AS DYLAN SELLS HIS PUBLISHING, WHAT DOES THIS MEAN FOR THE CANON?
“You may see Blowin’ In The Wind used for all sorts of products…”
SIMON PLATZ
BOB DYLAN fans are accustomed to surprises but rarely on the scale of his decision to sell his entire catalogue of over 600 songs to Universal Music Publishing Group last month. UMPG called the deal, estimated to be worth over $300 million (£225m), “one of the most important of all time”. (Sony/ATV will continue to administer Dylan’s international rights beyond the US until its deal expires.) One reaction came from David Crosby, who tweeted: “I am selling mine also …I can’t work …and streaming stole my record money …it’s my only option.”
Why now for Dylan? He may have considerable tax incentives, and he may never get a better price. “Private equity funds have deemed publishing to be sexy,” says Simon Platz, MD of the independent publishers Bucks Music Group. “The money is looking good.”

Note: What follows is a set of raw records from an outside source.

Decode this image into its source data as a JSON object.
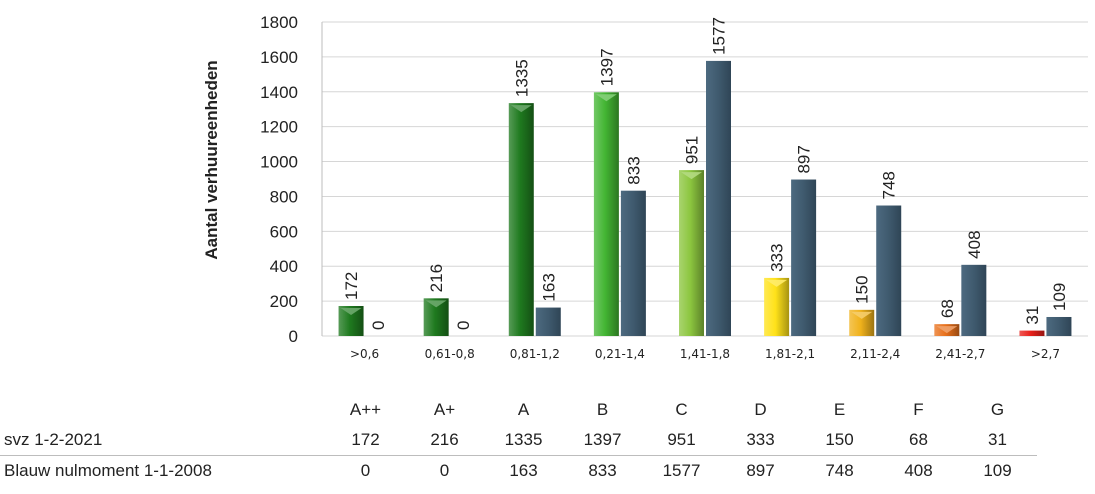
{
  "chart_data": {
    "type": "bar",
    "title": "",
    "xlabel": "",
    "ylabel": "Aantal verhuureenheden",
    "ylim": [
      0,
      1800
    ],
    "yticks": [
      0,
      200,
      400,
      600,
      800,
      1000,
      1200,
      1400,
      1600,
      1800
    ],
    "grid": true,
    "categories": [
      ">0,6",
      "0,61-0,8",
      "0,81-1,2",
      "0,21-1,4",
      "1,41-1,8",
      "1,81-2,1",
      "2,11-2,4",
      "2,41-2,7",
      ">2,7"
    ],
    "series": [
      {
        "name": "svz 1-2-2021",
        "values": [
          172,
          216,
          1335,
          1397,
          951,
          333,
          150,
          68,
          31
        ],
        "colors": [
          "#1f7a1f",
          "#1f7a1f",
          "#1f7a1f",
          "#43b533",
          "#8cc63f",
          "#ffe21a",
          "#f0b21c",
          "#e8701b",
          "#e8201b"
        ]
      },
      {
        "name": "Blauw nulmoment 1-1-2008",
        "values": [
          0,
          0,
          163,
          833,
          1577,
          897,
          748,
          408,
          109
        ],
        "color": "#3f5a6e"
      }
    ]
  },
  "table": {
    "labels": [
      "A++",
      "A+",
      "A",
      "B",
      "C",
      "D",
      "E",
      "F",
      "G"
    ],
    "rows": [
      {
        "name": "svz 1-2-2021",
        "values": [
          "172",
          "216",
          "1335",
          "1397",
          "951",
          "333",
          "150",
          "68",
          "31"
        ]
      },
      {
        "name": "Blauw nulmoment 1-1-2008",
        "values": [
          "0",
          "0",
          "163",
          "833",
          "1577",
          "897",
          "748",
          "408",
          "109"
        ]
      }
    ]
  }
}
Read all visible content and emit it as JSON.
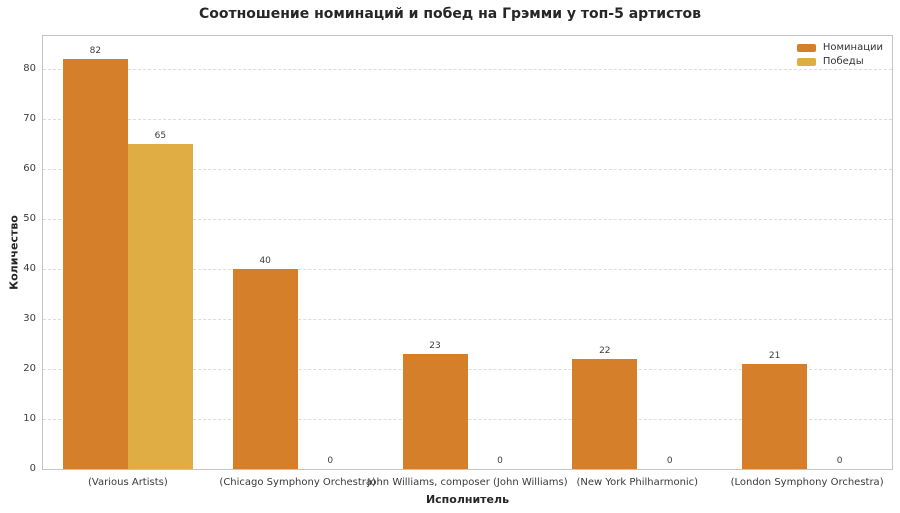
{
  "chart_data": {
    "type": "bar",
    "title": "Соотношение номинаций и побед на Грэмми у топ-5 артистов",
    "xlabel": "Исполнитель",
    "ylabel": "Количество",
    "categories": [
      "(Various Artists)",
      "(Chicago Symphony Orchestra)",
      "John Williams, composer (John Williams)",
      "(New York Philharmonic)",
      "(London Symphony Orchestra)"
    ],
    "series": [
      {
        "name": "Номинации",
        "color": "#d67f2b",
        "values": [
          82,
          40,
          23,
          22,
          21
        ]
      },
      {
        "name": "Победы",
        "color": "#dfad44",
        "values": [
          65,
          0,
          0,
          0,
          0
        ]
      }
    ],
    "yticks": [
      0,
      10,
      20,
      30,
      40,
      50,
      60,
      70,
      80
    ],
    "ylim": [
      0,
      86.5
    ],
    "grid": "horizontal-dashed",
    "legend_position": "top-right",
    "bar_value_labels": true
  }
}
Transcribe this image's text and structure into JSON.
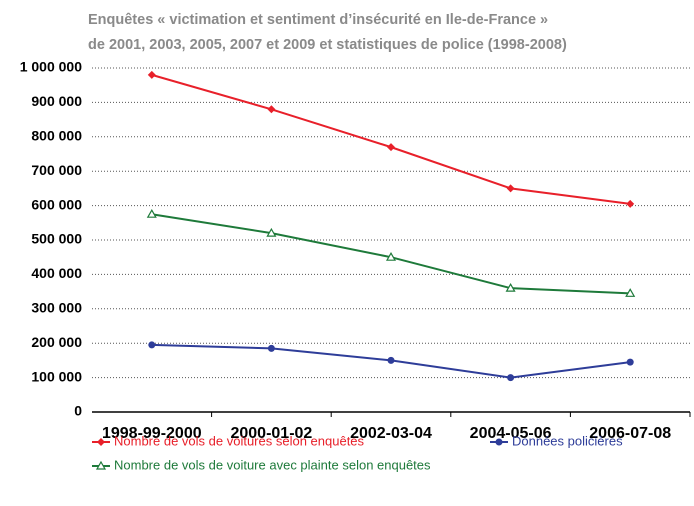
{
  "chart_data": {
    "type": "line",
    "subtitle": [
      "Enquêtes « victimation et sentiment d’insécurité en Ile-de-France »",
      "de 2001, 2003, 2005, 2007 et 2009 et statistiques de police (1998-2008)"
    ],
    "categories": [
      "1998-99-2000",
      "2000-01-02",
      "2002-03-04",
      "2004-05-06",
      "2006-07-08"
    ],
    "series": [
      {
        "name": "Nombre de vols de voitures selon enquêtes",
        "color": "#e8202a",
        "marker": "diamond",
        "values": [
          980000,
          880000,
          770000,
          650000,
          605000
        ]
      },
      {
        "name": "Nombre de vols de voiture avec plainte selon enquêtes",
        "color": "#1e7a3a",
        "marker": "triangle",
        "values": [
          575000,
          520000,
          450000,
          360000,
          345000
        ]
      },
      {
        "name": "Données policières",
        "color": "#2e3d99",
        "marker": "circle",
        "values": [
          195000,
          185000,
          150000,
          100000,
          145000
        ]
      }
    ],
    "ylim": [
      0,
      1000000
    ],
    "yticks": [
      0,
      {
        "value": 100000,
        "label": "100 000"
      },
      {
        "value": 200000,
        "label": "200 000"
      },
      {
        "value": 300000,
        "label": "300 000"
      },
      {
        "value": 400000,
        "label": "400 000"
      },
      {
        "value": 500000,
        "label": "500 000"
      },
      {
        "value": 600000,
        "label": "600 000"
      },
      {
        "value": 700000,
        "label": "700 000"
      },
      {
        "value": 800000,
        "label": "800 000"
      },
      {
        "value": 900000,
        "label": "900 000"
      },
      {
        "value": 1000000,
        "label": "1 000 000"
      }
    ],
    "grid": true
  }
}
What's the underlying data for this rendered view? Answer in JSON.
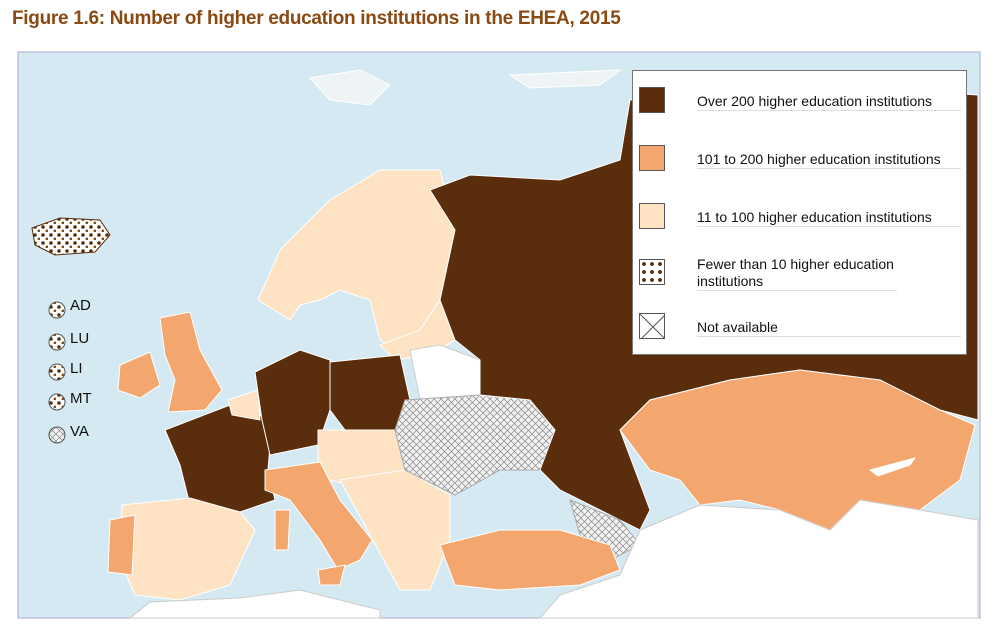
{
  "title": "Figure 1.6: Number of higher education institutions in the EHEA, 2015",
  "legend": [
    "Over 200 higher education institutions",
    "101 to 200 higher education institutions",
    "11 to 100 higher education institutions",
    "Fewer than 10 higher education institutions",
    "Not available"
  ],
  "small_states": [
    "AD",
    "LU",
    "LI",
    "MT",
    "VA"
  ]
}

Last year saw an unprecedented boom in the acquisition of song catalogues, with funds paying up to 20 times the value of a publisher’s net annual royalties. Between March and September, Merck Mercuriadis’s Hipgnosis Songs Fund more than quadrupled its bank of songs to around 57,836, including the catalogues of Blondie, Chrissie Hynde and RZA, at a cost of $670m (£500m). In November, Stevie Nicks sold 80 per cent of her rights to Primary Wave for an estimated $80m (£60m). The market is currently red-hot for older songwriters with proven longevity, who are also the most susceptible to trading future earnings for a handsome lump sum.
“I don’t think anyone would be selling their rights at the moment if they hadn’t been so catastrophically devalued,” says Crispin Hunt, chair of the Ivors Academy of Music Creators. “It’s not a willing buyer/willing seller market. It’s like selling your house because otherwise they’re going to knock it down.” As for
Universal, says Hunt, Dylan’s catalogue is a symbolic trophy. “They are doing this to stop people like Hipgnosis getting a market share. They feel threatened.”
One reason for this buying spree is that streaming data makes the value of legacy catalogues easier to identify. Another is the relative stability of song rights. Mercuriadis likes to say that songs are a safer investment than oil or gold because demand is impervious to economic and political upheavals. The year of Covid-19 bore this out, as listeners sat at home streaming while artists saw concert revenue evaporate.
Buyers of catalogues can maximise their investment by more aggressively licensing songs to ads, movies and TV shows. Dylan has licensed songs to commercials for Apple, IBM and Pepsi and even appeared in a 2004 spot for Victoria’s Secret, but he has now surrendered his power to pick and choose. “When the criteria is simply ‘how much?’ and there is no reference back to the songwriter,” says Platz, “you may see Blowin’ In The Wind used for all sorts of products.”
It seems that fans should prepare to hear beloved songs in new, and perhaps unwelcome, contexts. “Dylan’s catalogue is not only about the wonder of those amazing songs, it’s about everything they stand for,” says Hunt. “Every tune is now up for grabs as a jingle. I think it will really upset Dylan fans. It will upset me.”